Voltemos à análise: Em “Loura e Morena” duas moças nos são apresentadas; Cecília e Isabel. Cecília loura e Isabel morena. Ambas são primas e corre uma história: que Isabel seja filha de D. Antônio de Mariz com uma índia, quando de suas expedições.
Cecília sonhava que chorava, mas que aparecia ao seu lado um cavalheiro que lhe enxugava as lágrimas. Ao lado dele, um selvagem, como escravo, que lhe erguia uns olhos suplicantes.
Isabel entrou pela portinhola do jardim:
“Os olhos grandes e negros, o rosto moreno e rosado, cabelos pretos, olhos desdenhosos, sorriso provocador, davam a este rosto um poder de sedução irresistível.”
Ambas falam sobre Peri, que desaparecera na tarde anterior e Isabel demonstra certa intolerância para com ele; completa dizendo que também a tratam com desdém. Cecília tenta minimizar a impressão da prima, mas sabe que a mãe a despreza.
Ouve-se o tropel dos cavaleiros que chegam à casa. Cecília chama Isabel para que ambas vejam “as coisas lindas que eles nos trazem”.
Capítulo VI A Volta
Ao mesmo tempo em que Cecília e Isabel estavam no jardim, dois homens conversavam do outro lado da esplanada. Eram D. Antônio e Aires Gomes, seu escudeiro e antigo companheiro de vida aventureira. Falavam sobre o fato de D. diogo, irmão de Ceci, ter cometido a barbaria de ter matado uma índia.
Eis D. Antônio:
” Uma simples preguilha de linho alvíssimo cercava o talho do seu gibão, e deixava a descoberto o pescoço, que sustentava com graça uma bela e nobre cabeça de velho.
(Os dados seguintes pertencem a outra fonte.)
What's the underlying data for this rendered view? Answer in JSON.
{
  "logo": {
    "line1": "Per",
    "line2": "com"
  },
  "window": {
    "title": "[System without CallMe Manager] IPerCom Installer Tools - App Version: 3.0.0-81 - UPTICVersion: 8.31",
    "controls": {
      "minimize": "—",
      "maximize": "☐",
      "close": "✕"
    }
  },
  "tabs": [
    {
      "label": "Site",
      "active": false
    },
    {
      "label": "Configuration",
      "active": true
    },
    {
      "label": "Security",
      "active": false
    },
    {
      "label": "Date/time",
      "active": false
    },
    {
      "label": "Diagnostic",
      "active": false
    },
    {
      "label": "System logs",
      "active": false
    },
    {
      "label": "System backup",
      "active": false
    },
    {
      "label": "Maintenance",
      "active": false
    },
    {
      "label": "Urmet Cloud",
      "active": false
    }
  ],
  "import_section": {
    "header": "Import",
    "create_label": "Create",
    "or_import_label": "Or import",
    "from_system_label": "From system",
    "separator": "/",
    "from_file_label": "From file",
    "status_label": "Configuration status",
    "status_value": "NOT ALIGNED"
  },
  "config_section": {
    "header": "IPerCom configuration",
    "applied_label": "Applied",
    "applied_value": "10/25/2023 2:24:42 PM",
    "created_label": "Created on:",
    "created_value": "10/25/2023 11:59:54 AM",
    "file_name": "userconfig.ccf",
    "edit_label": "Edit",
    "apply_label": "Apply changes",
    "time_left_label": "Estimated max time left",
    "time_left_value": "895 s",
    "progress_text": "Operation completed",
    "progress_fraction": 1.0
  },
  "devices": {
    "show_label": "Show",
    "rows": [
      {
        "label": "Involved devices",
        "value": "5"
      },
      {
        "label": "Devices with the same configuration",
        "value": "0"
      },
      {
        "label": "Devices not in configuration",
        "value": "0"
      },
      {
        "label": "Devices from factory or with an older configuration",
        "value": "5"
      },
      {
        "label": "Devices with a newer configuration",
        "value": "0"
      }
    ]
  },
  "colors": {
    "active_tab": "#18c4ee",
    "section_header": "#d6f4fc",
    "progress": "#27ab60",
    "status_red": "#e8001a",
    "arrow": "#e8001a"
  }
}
Do seu chapéu de feltro pardo sem pluma escapavam-se os anéis de cabelos brancos, que caíam sobre os ombros; através da longa barba alva como a espuma da cascata, brilhavam suas faces rosadas, sua boca ainda expressiva, e seus olhos pequenos mas vivos.
Este fidalgo era D. Antônio de Mariz que, apesar de seus sessenta anos, mostrava um vigor devido talvez à vida ativa; trazia ainda o porte direito, e tinha o passo firme e seguro como se estivesse na força da idade.”
D. Antônio está preocupado que a ação do filho atraia a fúria dos índios contra a casa do Paquequer. D. Aires Gomes garante que os índios o respeitam.
Ao se aproximar do filho, está furioso:
“- Apesar das minhas recomendações expressas, ofendestes um desses selvagens e excitastes contra nós a sua vingança. Pusestes em risco a vida de vosso pai, de vossa mãe e dos homens dedicados. Deveis estar satisfeitos de vossa obra.
– Meu pai! …
– Cometestes uma ação má assassinando uma mulher, uma ação indigna do nome que vos dei; isto mostra que ainda não sabeis fazer uso da espada que trazeis à cinta.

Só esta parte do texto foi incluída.